Bantu KPU verifikasi DPT, Kemendagri gunakan aplikasi biometrik
Merdeka.com - Direktur Jenderal Kependudukan dan Pencatatan Sipil Kementerian Dalam Negeri Zudan Arif Fakrulloh mengatakan untuk membantu Komisi Pemilihan Umum (KPU) menyusun daftar pemilih tetap (DPT), pihaknya menggunakan aplikasi biometrik. Aplikasi ini digunakan untuk mendata dan memverifikasi penduduk yang belum terdaftar di Daftar Penduduk Pemilih Potensial Pemilu (DP4).
Aplikasi biometrik juga dapat digunakan mengakses profil biometrik penduduk secara lengkap. Pengguna utama biometrik adalah lembaga kepolisian dan lembaga lain berdasarkan perundang-undangan.
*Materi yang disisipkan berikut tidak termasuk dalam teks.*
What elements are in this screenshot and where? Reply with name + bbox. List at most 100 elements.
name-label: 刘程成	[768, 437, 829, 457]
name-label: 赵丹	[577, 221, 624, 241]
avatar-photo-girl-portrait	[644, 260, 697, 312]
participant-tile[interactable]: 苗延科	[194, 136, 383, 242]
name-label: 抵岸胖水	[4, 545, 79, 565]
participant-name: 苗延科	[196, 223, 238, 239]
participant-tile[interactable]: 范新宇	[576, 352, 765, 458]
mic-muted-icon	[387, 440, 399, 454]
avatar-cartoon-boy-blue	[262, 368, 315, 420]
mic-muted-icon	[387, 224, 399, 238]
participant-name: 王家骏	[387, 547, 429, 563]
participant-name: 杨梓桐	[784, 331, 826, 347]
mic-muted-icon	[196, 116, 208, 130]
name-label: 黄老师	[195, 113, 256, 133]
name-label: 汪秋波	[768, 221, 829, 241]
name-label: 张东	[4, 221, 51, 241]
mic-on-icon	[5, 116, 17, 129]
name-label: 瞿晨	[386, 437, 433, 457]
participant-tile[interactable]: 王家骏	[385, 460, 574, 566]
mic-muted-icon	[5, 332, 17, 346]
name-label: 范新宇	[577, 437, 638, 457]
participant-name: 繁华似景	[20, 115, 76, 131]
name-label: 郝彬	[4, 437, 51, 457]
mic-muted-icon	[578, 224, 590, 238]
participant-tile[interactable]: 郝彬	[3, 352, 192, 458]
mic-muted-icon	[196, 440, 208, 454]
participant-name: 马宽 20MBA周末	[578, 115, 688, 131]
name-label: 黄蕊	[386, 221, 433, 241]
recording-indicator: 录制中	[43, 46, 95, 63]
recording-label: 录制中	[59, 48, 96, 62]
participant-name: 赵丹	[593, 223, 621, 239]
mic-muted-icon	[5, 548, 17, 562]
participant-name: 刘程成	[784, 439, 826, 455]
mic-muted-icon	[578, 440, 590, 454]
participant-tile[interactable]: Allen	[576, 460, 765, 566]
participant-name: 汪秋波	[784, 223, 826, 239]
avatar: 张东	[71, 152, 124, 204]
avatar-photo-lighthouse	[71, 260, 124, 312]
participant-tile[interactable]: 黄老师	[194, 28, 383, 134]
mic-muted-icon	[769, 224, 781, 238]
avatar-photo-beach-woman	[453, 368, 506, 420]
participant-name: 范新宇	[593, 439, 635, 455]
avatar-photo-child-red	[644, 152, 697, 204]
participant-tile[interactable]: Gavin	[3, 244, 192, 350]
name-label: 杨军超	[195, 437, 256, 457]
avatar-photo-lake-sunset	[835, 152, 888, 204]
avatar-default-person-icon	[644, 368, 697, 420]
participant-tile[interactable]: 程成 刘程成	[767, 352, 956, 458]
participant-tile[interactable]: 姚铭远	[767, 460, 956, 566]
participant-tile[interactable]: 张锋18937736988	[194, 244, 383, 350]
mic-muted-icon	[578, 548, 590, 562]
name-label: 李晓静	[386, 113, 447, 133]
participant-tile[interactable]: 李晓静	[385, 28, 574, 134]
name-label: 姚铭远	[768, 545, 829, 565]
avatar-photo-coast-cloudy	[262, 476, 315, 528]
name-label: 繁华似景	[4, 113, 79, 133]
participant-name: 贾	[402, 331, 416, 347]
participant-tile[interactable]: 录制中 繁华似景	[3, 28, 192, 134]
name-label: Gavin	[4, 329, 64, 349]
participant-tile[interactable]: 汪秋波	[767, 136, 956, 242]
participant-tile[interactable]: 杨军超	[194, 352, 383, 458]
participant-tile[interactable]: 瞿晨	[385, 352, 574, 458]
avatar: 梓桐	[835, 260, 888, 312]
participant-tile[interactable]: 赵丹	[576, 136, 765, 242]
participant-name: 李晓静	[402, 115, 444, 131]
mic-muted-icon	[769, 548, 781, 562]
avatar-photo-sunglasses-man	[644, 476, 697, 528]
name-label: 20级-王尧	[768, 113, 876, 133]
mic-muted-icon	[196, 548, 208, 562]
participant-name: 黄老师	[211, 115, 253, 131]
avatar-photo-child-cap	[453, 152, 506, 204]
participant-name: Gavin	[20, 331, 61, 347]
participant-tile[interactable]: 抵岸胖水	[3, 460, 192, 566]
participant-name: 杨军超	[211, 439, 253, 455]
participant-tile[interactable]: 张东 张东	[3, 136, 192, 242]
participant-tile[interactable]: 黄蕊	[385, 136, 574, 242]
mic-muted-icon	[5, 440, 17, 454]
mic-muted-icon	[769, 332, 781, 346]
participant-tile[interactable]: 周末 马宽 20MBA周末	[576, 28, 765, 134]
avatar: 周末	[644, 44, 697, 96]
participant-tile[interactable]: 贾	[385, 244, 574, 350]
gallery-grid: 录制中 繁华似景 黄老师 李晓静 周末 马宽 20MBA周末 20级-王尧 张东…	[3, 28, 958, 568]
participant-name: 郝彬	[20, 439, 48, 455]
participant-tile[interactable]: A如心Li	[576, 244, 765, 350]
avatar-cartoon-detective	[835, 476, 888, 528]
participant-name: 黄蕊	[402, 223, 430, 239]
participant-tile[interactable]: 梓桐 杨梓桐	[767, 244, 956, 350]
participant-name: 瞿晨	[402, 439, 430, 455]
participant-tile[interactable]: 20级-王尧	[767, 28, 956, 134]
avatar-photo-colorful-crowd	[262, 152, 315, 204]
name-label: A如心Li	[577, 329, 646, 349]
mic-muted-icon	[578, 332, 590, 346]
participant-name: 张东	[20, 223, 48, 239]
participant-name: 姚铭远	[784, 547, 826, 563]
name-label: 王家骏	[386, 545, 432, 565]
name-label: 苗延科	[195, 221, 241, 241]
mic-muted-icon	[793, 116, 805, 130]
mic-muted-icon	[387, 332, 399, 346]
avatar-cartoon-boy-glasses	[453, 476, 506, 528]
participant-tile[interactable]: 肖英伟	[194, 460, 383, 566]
"Kalau nanti kalau ada penduduk yang mengaku belum punya identitas apapun, bilang ke Dinas Dukcapil. Nanti akan kami lakukan verifikasi biometri/identifikasi sudah terdata atau belum," kata Zuhdan di Kantor KPU, Jakarta, Kamis (14/7).
Zuhdan menjelaskan pencarian data penduduk dengan menggunakan aplikasi biometrik dapat melalui 3 instrumen. Yakni dengan sidik jari, iris mata, Nomor Induk Kependudukan (NIK) atau nama penduduk tersebut.
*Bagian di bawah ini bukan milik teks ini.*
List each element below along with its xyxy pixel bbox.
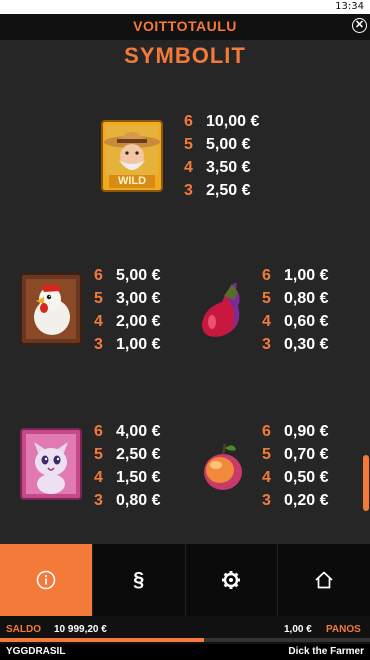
pay-amount: 2,50 €: [116, 445, 161, 463]
pay-amount: 0,50 €: [284, 468, 329, 486]
pay-amount: 3,50 €: [206, 158, 251, 176]
pay-row: 4 0,50 €: [262, 466, 328, 489]
pay-count: 3: [184, 181, 193, 199]
pay-row: 4 1,50 €: [94, 466, 160, 489]
scrollbar-thumb[interactable]: [363, 455, 369, 511]
pay-count: 3: [94, 335, 103, 353]
pay-amount: 5,00 €: [206, 135, 251, 153]
bet-value: 1,00 €: [284, 624, 312, 635]
pay-row: 3 0,20 €: [262, 489, 328, 512]
pay-count: 5: [94, 289, 103, 307]
brand-label: YGGDRASIL: [6, 646, 66, 657]
pay-amount: 2,50 €: [206, 181, 251, 199]
pay-amount: 0,70 €: [284, 445, 329, 463]
peach-symbol: [192, 432, 254, 504]
close-icon[interactable]: ✕: [352, 18, 367, 33]
eggplant-symbol: [192, 276, 254, 348]
pay-amount: 2,00 €: [116, 312, 161, 330]
pay-amount: 1,00 €: [116, 335, 161, 353]
pay-amount: 0,90 €: [284, 422, 329, 440]
clock: 13:34: [335, 1, 364, 12]
scrollbar[interactable]: [362, 40, 370, 544]
paytable-farmer: 6 10,00 € 5 5,00 € 4 3,50 € 3 2,50 €: [184, 110, 259, 202]
info-icon: [36, 570, 56, 590]
wild-label: WILD: [117, 175, 147, 187]
paytable-eggplant: 6 1,00 € 5 0,80 € 4 0,60 € 3 0,30 €: [262, 264, 328, 356]
paytable-content: SYMBOLIT WILD 6 10,00 € 5 5,00 € 4 3,50 € 3…: [0, 40, 370, 544]
rules-button[interactable]: §: [93, 544, 186, 616]
pay-row: 5 0,80 €: [262, 287, 328, 310]
pay-amount: 1,00 €: [284, 266, 329, 284]
pay-row: 4 2,00 €: [94, 310, 160, 333]
pay-row: 3 2,50 €: [184, 179, 259, 202]
pay-amount: 10,00 €: [206, 112, 260, 130]
paytable-cat: 6 4,00 € 5 2,50 € 4 1,50 € 3 0,80 €: [94, 420, 160, 512]
section-title: SYMBOLIT: [124, 43, 246, 68]
farmer-wild-symbol: WILD: [101, 120, 163, 192]
footer: YGGDRASIL Dick the Farmer: [0, 644, 370, 660]
pay-count: 4: [94, 312, 103, 330]
info-button[interactable]: [0, 544, 93, 616]
pay-row: 6 1,00 €: [262, 264, 328, 287]
bottom-nav: §: [0, 544, 370, 616]
cat-symbol: [20, 428, 82, 500]
rooster-symbol: [20, 273, 82, 345]
pay-row: 5 5,00 €: [184, 133, 259, 156]
bet-label: PANOS: [326, 624, 361, 635]
pay-row: 3 0,30 €: [262, 333, 328, 356]
home-button[interactable]: [278, 544, 370, 616]
balance-value: 10 999,20 €: [54, 624, 107, 635]
pay-row: 6 10,00 €: [184, 110, 259, 133]
pay-count: 6: [262, 266, 271, 284]
pay-amount: 0,80 €: [284, 289, 329, 307]
pay-count: 5: [184, 135, 193, 153]
pay-row: 4 3,50 €: [184, 156, 259, 179]
pay-count: 3: [94, 491, 103, 509]
progress-bar: [0, 638, 370, 642]
pay-count: 4: [262, 312, 271, 330]
pay-amount: 0,30 €: [284, 335, 329, 353]
pay-amount: 1,50 €: [116, 468, 161, 486]
gear-icon: [222, 571, 241, 589]
pay-amount: 4,00 €: [116, 422, 161, 440]
pay-count: 5: [94, 445, 103, 463]
pay-row: 3 0,80 €: [94, 489, 160, 512]
pay-row: 5 3,00 €: [94, 287, 160, 310]
page-title: VOITTOTAULU: [133, 18, 237, 34]
pay-amount: 0,80 €: [116, 491, 161, 509]
pay-row: 3 1,00 €: [94, 333, 160, 356]
pay-amount: 5,00 €: [116, 266, 161, 284]
pay-count: 5: [262, 445, 271, 463]
pay-row: 6 0,90 €: [262, 420, 328, 443]
paytable-peach: 6 0,90 € 5 0,70 € 4 0,50 € 3 0,20 €: [262, 420, 328, 512]
home-icon: [315, 571, 333, 589]
pay-count: 3: [262, 491, 271, 509]
pay-count: 6: [94, 266, 103, 284]
pay-count: 4: [184, 158, 193, 176]
pay-count: 4: [262, 468, 271, 486]
pay-count: 3: [262, 335, 271, 353]
pay-amount: 0,20 €: [284, 491, 329, 509]
settings-button[interactable]: [186, 544, 279, 616]
status-bar: 13:34: [0, 0, 370, 14]
pay-count: 4: [94, 468, 103, 486]
balance-label: SALDO: [6, 624, 41, 635]
pay-row: 4 0,60 €: [262, 310, 328, 333]
game-name: Dick the Farmer: [288, 646, 364, 657]
paragraph-icon: §: [133, 568, 145, 591]
pay-count: 6: [94, 422, 103, 440]
progress-fill: [0, 638, 204, 642]
pay-count: 6: [262, 422, 271, 440]
pay-count: 6: [184, 112, 193, 130]
paytable-rooster: 6 5,00 € 5 3,00 € 4 2,00 € 3 1,00 €: [94, 264, 160, 356]
pay-row: 5 0,70 €: [262, 443, 328, 466]
pay-row: 5 2,50 €: [94, 443, 160, 466]
pay-row: 6 5,00 €: [94, 264, 160, 287]
pay-row: 6 4,00 €: [94, 420, 160, 443]
pay-amount: 0,60 €: [284, 312, 329, 330]
title-bar: VOITTOTAULU ✕: [0, 14, 370, 40]
pay-amount: 3,00 €: [116, 289, 161, 307]
pay-count: 5: [262, 289, 271, 307]
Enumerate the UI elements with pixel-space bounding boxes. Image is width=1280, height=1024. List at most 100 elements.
"Nah itu tadi kami akan pakai tiga instrumen, iris mata, nomor NIK, dan sidik jari," jelas Zuhdan.
Dia mencontohkan, selain menggunakan iris mata dan sidik jari seperti saat mendaftar di e-KTP, pencarian juga dapat digunakan dengan memasukkan nama penduduk. Misalkan, ketika seseorang lupa NIK, mana bisa saja diketik nama tersebut secara lengkap dan akan keluar data kependudukan secara lengkap.
"Misalnya NIK lupa. Cukup ditanyakan siapa namanya, misal kan nama spesifik itu, yang namanya agak aneh, Pak Hadar Nafis Gumay, kita ketik nama saja, keluar identitas beliau. Ini merupakan metode yang kita kembangkan, di mana penduduk itu berasa di data centernya. Memerlukan waktu kurang lebih 2 detik," jelasnya.
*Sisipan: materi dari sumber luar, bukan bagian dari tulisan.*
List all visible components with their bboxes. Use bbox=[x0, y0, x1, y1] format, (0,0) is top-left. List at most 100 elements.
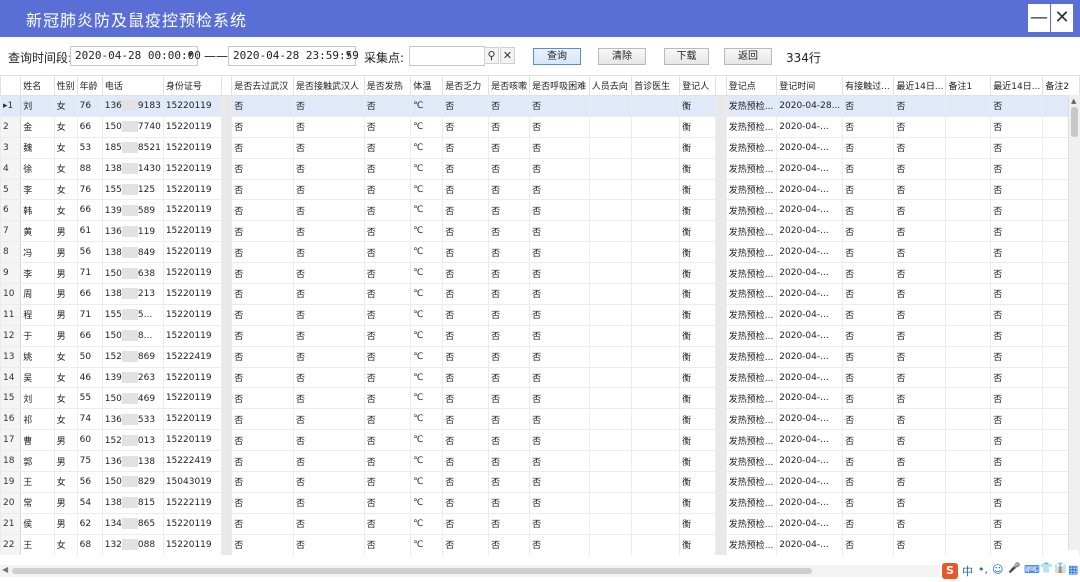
table-row[interactable]: 12 于男 66 150 8... 15220119 否否否 ℃ 否否否衡发热预检... 2020… bbox=[0, 324, 1080, 347]
table-cell[interactable]: 否 bbox=[442, 283, 490, 305]
table-cell[interactable]: ℃ bbox=[410, 408, 444, 431]
table-cell[interactable]: 衡 bbox=[679, 115, 717, 138]
table-cell[interactable] bbox=[631, 345, 681, 368]
table-cell[interactable]: 否 bbox=[842, 324, 895, 347]
table-cell[interactable]: 15222419 bbox=[162, 345, 223, 368]
column-header[interactable]: 电话 bbox=[101, 75, 164, 96]
table-cell[interactable]: 否 bbox=[488, 387, 531, 410]
table-cell[interactable]: ℃ bbox=[410, 450, 444, 473]
mic-icon[interactable]: 🎤 bbox=[1008, 563, 1020, 574]
table-cell[interactable]: 侯 bbox=[20, 512, 55, 535]
table-cell[interactable]: 否 bbox=[488, 471, 531, 493]
table-cell[interactable]: 150 7740 bbox=[101, 115, 164, 138]
table-cell[interactable]: 否 bbox=[990, 533, 1044, 555]
table-cell[interactable]: 136 119 bbox=[101, 220, 164, 243]
table-cell[interactable]: 郭 bbox=[20, 450, 55, 473]
table-cell[interactable]: 否 bbox=[231, 324, 294, 347]
table-cell[interactable]: 刘 bbox=[20, 95, 55, 117]
table-cell[interactable]: 2020-04-... bbox=[776, 324, 844, 347]
table-cell[interactable]: 发热预检... bbox=[725, 241, 778, 264]
table-cell[interactable]: 15220119 bbox=[162, 303, 223, 326]
table-cell[interactable]: 发热预检... bbox=[725, 387, 778, 410]
table-cell[interactable]: 衡 bbox=[679, 429, 717, 452]
table-cell[interactable]: 150 829 bbox=[101, 471, 164, 493]
table-cell[interactable]: 否 bbox=[990, 220, 1044, 243]
column-header[interactable]: 人员去向 bbox=[588, 75, 633, 96]
row-number[interactable]: 7 bbox=[0, 220, 22, 243]
table-cell[interactable]: ℃ bbox=[410, 136, 444, 159]
table-cell[interactable] bbox=[588, 157, 633, 180]
table-cell[interactable]: ℃ bbox=[410, 366, 444, 389]
table-cell[interactable]: 2020-04-... bbox=[776, 366, 844, 389]
punct-icon[interactable]: •, bbox=[978, 563, 988, 576]
table-cell[interactable]: 否 bbox=[488, 408, 531, 431]
table-cell[interactable] bbox=[945, 262, 992, 285]
redacted-cell[interactable] bbox=[715, 429, 727, 452]
table-row[interactable]: 16 祁女 74 136 533 15220119 否否否 ℃ 否否否衡发热预检... 2020-… bbox=[0, 408, 1080, 431]
table-cell[interactable]: 2020-04-... bbox=[776, 136, 844, 159]
row-number[interactable]: 16 bbox=[0, 408, 22, 431]
table-cell[interactable]: 15220119 bbox=[162, 220, 223, 243]
table-row[interactable]: ▸1 刘女 76 136 9183 15220119 否否否 ℃ 否否否衡发热预检... 2020… bbox=[0, 95, 1080, 117]
redacted-cell[interactable] bbox=[715, 387, 727, 410]
table-cell[interactable]: 否 bbox=[292, 95, 365, 117]
table-cell[interactable]: 女 bbox=[53, 533, 78, 555]
table-cell[interactable]: 否 bbox=[488, 366, 531, 389]
table-cell[interactable]: 否 bbox=[292, 429, 365, 452]
table-cell[interactable] bbox=[945, 533, 992, 555]
table-cell[interactable]: 否 bbox=[231, 178, 294, 201]
redacted-cell[interactable] bbox=[221, 512, 233, 535]
redacted-cell[interactable] bbox=[221, 324, 233, 347]
column-header[interactable]: 最近14日... bbox=[893, 75, 947, 96]
table-cell[interactable] bbox=[631, 366, 681, 389]
table-cell[interactable]: 女 bbox=[53, 408, 78, 431]
sogou-icon[interactable]: S bbox=[942, 563, 958, 579]
table-cell[interactable]: 75 bbox=[76, 450, 103, 473]
table-cell[interactable]: 否 bbox=[893, 262, 947, 285]
table-cell[interactable]: 155 5... bbox=[101, 303, 164, 326]
table-cell[interactable]: 否 bbox=[842, 366, 895, 389]
table-cell[interactable] bbox=[631, 178, 681, 201]
table-cell[interactable]: 否 bbox=[893, 471, 947, 493]
table-cell[interactable]: 否 bbox=[529, 220, 590, 243]
table-cell[interactable]: 否 bbox=[292, 241, 365, 264]
row-number[interactable]: 20 bbox=[0, 491, 22, 514]
row-number[interactable]: 19 bbox=[0, 471, 22, 493]
table-cell[interactable]: 否 bbox=[990, 283, 1044, 305]
table-cell[interactable] bbox=[945, 157, 992, 180]
table-cell[interactable]: 2020-04-... bbox=[776, 157, 844, 180]
table-cell[interactable] bbox=[631, 303, 681, 326]
table-cell[interactable]: 常 bbox=[20, 491, 55, 514]
table-cell[interactable]: ℃ bbox=[410, 533, 444, 555]
table-cell[interactable]: 衡 bbox=[679, 471, 717, 493]
row-number[interactable]: 12 bbox=[0, 324, 22, 347]
table-cell[interactable]: 15220119 bbox=[162, 178, 223, 201]
table-cell[interactable]: 否 bbox=[363, 345, 412, 368]
table-cell[interactable]: 否 bbox=[292, 324, 365, 347]
table-cell[interactable] bbox=[631, 408, 681, 431]
table-cell[interactable]: 否 bbox=[842, 115, 895, 138]
table-cell[interactable]: 发热预检... bbox=[725, 178, 778, 201]
table-row[interactable]: 10 周男 66 138 213 15220119 否否否 ℃ 否否否衡发热预检... 2020-… bbox=[0, 283, 1080, 305]
table-cell[interactable]: 否 bbox=[893, 241, 947, 264]
table-cell[interactable]: 否 bbox=[842, 387, 895, 410]
table-cell[interactable]: 否 bbox=[990, 95, 1044, 117]
table-cell[interactable]: 衡 bbox=[679, 512, 717, 535]
column-header[interactable]: 是否发热 bbox=[363, 75, 412, 96]
redacted-cell[interactable] bbox=[715, 450, 727, 473]
table-cell[interactable]: 76 bbox=[76, 178, 103, 201]
table-cell[interactable]: 否 bbox=[529, 387, 590, 410]
column-header[interactable]: 是否去过武汉 bbox=[231, 75, 294, 96]
redacted-cell[interactable] bbox=[715, 199, 727, 222]
table-cell[interactable]: 衡 bbox=[679, 262, 717, 285]
table-cell[interactable]: 否 bbox=[842, 429, 895, 452]
table-cell[interactable]: 2020-04-... bbox=[776, 178, 844, 201]
table-cell[interactable]: 66 bbox=[76, 199, 103, 222]
table-cell[interactable]: 否 bbox=[363, 303, 412, 326]
table-cell[interactable]: 否 bbox=[488, 199, 531, 222]
table-cell[interactable]: 否 bbox=[990, 115, 1044, 138]
table-cell[interactable]: ℃ bbox=[410, 345, 444, 368]
table-cell[interactable] bbox=[588, 387, 633, 410]
table-cell[interactable] bbox=[631, 533, 681, 555]
table-cell[interactable]: 否 bbox=[231, 387, 294, 410]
Namun, jika seseorang memiliki dua identitas maka DP4 yang akan digunakan adalah data terakhir yang sudah terdaftar di e-KTP.
Ikuti berita KPU di Liputan6.com
"Kalau kita mengetik nama, dia pernah memiliki 2 identitas dia langsung keluar semua. Namanya Amiratih, temen SMA saya, ini sudah pernah pindah dari Yogyakarta ke Depok, tetapi yang bersangkutan tetap di beri NIK baru," terang Zuhdan.
"Kita ketik Yogyakarta, nanti akan terverifikasi nama Amiratih yang lahir di Jogjakarta. Coba dibuka identitasnya, 1 alamat Bulak Sumur, yang di atas kosong. Jika ada dua identitas, DP4 memakai yang terakhir yang sudah e-KTP," tandasnya. (mdk/sho)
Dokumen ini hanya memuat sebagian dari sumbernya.